La constitution de l’intersyndicale, inédite depuis longtemps, a permis d’appeler aux confrontations massives et exemplaires du premier semestre. Elle n’a pourtant pu se traduire en une plate-forme de revendications unifiantes pour toutes les catégories de la classe travailleuse, ou en une stratégie de convergence vers le « tous ensemble » qui, seule, pourrait permettre de gagner. Les journées d’action à répétition ont fini par perdre leur force d’entraînement.
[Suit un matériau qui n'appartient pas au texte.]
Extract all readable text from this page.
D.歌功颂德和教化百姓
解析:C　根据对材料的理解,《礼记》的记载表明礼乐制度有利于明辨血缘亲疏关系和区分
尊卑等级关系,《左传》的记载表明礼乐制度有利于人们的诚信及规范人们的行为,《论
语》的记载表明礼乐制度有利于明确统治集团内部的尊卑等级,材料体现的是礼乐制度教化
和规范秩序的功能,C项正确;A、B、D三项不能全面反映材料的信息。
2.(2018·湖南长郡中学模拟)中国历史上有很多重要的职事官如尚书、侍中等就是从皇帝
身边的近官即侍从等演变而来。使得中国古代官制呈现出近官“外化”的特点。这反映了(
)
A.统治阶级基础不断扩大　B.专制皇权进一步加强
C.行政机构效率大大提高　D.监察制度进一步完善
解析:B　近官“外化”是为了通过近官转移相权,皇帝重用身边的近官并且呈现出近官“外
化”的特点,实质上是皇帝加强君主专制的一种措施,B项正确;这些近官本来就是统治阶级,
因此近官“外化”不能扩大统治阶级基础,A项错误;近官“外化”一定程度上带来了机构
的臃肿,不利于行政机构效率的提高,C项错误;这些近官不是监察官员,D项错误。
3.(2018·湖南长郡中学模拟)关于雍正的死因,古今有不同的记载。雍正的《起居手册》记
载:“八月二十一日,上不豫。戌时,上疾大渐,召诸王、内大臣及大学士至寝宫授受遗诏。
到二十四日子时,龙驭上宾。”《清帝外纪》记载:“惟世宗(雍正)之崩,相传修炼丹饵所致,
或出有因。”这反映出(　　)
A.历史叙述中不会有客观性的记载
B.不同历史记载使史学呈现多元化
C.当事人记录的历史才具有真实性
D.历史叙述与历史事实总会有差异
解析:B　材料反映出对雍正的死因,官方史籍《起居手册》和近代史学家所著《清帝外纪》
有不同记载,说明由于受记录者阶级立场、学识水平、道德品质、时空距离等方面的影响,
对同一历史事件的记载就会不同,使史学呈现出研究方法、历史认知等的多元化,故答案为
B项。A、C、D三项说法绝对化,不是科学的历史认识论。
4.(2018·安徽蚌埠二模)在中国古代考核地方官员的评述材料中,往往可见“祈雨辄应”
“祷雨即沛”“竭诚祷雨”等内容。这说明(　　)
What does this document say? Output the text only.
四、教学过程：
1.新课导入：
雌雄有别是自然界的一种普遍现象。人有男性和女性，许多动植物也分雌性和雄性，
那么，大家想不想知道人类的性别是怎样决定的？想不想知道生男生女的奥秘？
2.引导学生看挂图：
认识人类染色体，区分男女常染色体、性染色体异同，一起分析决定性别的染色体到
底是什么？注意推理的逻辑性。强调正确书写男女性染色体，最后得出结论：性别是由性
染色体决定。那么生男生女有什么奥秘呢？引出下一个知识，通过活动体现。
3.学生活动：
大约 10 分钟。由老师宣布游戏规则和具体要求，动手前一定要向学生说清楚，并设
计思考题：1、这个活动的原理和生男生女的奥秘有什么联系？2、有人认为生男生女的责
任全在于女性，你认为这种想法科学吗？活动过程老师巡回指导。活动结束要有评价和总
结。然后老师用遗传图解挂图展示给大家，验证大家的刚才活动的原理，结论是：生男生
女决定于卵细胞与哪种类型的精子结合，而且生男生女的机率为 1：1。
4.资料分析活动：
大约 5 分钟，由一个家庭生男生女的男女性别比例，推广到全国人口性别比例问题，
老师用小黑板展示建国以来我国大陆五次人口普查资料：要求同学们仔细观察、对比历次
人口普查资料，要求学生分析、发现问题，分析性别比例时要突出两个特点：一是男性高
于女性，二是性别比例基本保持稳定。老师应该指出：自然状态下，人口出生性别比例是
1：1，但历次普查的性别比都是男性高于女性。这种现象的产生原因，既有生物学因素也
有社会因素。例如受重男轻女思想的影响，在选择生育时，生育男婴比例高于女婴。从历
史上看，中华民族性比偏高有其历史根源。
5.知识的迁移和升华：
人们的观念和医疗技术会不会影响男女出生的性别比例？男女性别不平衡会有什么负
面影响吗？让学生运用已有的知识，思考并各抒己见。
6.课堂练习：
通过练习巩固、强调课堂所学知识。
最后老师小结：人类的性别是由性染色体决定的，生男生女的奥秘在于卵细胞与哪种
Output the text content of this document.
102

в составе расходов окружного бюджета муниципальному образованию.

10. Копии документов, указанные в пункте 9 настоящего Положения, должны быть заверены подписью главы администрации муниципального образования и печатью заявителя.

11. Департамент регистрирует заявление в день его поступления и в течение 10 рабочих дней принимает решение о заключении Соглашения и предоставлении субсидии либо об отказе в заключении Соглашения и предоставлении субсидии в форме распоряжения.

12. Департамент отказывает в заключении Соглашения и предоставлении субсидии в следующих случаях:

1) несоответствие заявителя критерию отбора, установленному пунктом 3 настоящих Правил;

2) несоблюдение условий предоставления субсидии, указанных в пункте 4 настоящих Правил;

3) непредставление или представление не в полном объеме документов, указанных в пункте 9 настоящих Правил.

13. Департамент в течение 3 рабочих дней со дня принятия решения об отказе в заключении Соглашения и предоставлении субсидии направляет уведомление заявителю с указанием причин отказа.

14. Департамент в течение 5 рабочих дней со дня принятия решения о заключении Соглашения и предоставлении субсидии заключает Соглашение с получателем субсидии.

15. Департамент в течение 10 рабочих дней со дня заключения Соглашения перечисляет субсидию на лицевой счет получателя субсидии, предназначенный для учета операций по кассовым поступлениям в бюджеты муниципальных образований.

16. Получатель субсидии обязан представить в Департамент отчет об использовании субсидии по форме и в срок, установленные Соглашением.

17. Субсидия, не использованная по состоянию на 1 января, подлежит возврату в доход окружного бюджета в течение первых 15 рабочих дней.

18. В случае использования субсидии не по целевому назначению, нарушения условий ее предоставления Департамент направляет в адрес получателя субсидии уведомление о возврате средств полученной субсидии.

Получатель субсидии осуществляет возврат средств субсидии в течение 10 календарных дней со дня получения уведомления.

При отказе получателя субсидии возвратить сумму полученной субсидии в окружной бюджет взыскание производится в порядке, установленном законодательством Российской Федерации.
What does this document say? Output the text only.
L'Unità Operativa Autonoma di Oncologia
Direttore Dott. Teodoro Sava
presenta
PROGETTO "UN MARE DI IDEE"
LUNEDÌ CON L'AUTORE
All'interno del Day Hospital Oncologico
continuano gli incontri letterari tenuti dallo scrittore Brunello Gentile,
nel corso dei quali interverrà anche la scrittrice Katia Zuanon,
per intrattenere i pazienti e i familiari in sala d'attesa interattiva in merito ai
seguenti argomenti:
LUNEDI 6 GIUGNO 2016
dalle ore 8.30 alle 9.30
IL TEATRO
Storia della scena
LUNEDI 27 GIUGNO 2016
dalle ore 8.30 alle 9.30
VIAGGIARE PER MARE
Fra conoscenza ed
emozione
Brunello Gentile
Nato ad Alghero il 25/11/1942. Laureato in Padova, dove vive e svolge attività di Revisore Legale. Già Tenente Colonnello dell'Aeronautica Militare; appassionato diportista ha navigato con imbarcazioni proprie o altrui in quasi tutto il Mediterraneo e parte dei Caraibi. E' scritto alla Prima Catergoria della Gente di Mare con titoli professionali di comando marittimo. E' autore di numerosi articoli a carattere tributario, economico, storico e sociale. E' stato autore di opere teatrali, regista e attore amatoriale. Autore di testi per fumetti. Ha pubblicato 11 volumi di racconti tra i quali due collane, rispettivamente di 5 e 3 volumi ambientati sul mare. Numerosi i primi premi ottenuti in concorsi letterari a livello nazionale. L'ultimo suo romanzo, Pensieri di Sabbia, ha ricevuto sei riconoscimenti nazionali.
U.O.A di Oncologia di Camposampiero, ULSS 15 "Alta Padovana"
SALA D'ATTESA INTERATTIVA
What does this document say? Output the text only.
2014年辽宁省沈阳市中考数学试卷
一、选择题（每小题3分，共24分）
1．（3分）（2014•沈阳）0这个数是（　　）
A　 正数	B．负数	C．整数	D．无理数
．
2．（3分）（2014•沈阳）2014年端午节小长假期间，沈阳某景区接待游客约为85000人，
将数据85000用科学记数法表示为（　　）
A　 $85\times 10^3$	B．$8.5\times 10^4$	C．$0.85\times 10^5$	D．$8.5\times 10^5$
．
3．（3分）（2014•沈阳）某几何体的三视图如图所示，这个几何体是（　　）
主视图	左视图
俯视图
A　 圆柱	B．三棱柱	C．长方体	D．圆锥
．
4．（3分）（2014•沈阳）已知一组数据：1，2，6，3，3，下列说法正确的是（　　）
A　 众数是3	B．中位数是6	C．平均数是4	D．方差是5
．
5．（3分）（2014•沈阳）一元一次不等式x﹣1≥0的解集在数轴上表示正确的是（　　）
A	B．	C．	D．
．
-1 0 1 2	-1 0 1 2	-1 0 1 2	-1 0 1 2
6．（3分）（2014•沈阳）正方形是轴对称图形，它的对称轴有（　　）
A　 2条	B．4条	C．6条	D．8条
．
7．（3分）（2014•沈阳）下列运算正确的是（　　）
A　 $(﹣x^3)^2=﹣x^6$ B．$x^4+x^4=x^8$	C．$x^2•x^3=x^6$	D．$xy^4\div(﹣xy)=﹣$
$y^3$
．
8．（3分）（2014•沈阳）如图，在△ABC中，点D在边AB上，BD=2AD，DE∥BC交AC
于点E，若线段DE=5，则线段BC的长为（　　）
À l’heure où le patronat en appelle à la destruction,« en urgence » dit même Parisot, de la retraite par répartition, et où un gouvernement à son service annonce une nouvelle attaque sur ce terrain pour l’année prochaine, le risque est grand que le monde du travail reste paralysé, sans perspective à la hauteur de cette provocation. Il serait dramatique que les travailleurs d’entreprises en butte aux plans de licenciements demeurent isolés, contraints à se battre le dos au mur, comme ils l’ont fait le plus souvent durant l’été. Ou que les échéances qui s’annoncent, par exemple le 4 octobre sur la question des services publics et de La Poste, ne s’intègrent pas à un plan de mobilisation global. Il appartient aux syndiqués et aux salariés de s’emparer maintenant du débat sur les revendications à mettre en avant, sur les modalités d’une action unifiante et prolongée, sur la construction d’une unité dynamique à même d’assumer l’affrontement avec le patronat et les gouvernants.

La levée en masse du salariat a pâti de l’absence d’alternative à gauche. La perspective politique qu’attendent les salariés et le peuple ne saurait consister à préparer 2012 en ne se préoccupant que de la désignation de celle ou de celui qui affrontera Nicolas Sarkozy au second tour de la présidentielle. Elle doit partir des problèmes que rencontre le plus grand nombre, des choix de société qu’ils révèlent au quotidien, des exigences qui montent de la société pour proposer une politique à même de donner confiance aux luttes, de favoriser l’essor d’un puissant mouvement social, d’affirmer une force apte à la faire triompher, dans la rue, par la grève et aux élections.

La gauche menacée de désagrégation

Tel n’est pas, chacun le constate, le choix vers lequel s’oriente la majorité du Parti socialiste.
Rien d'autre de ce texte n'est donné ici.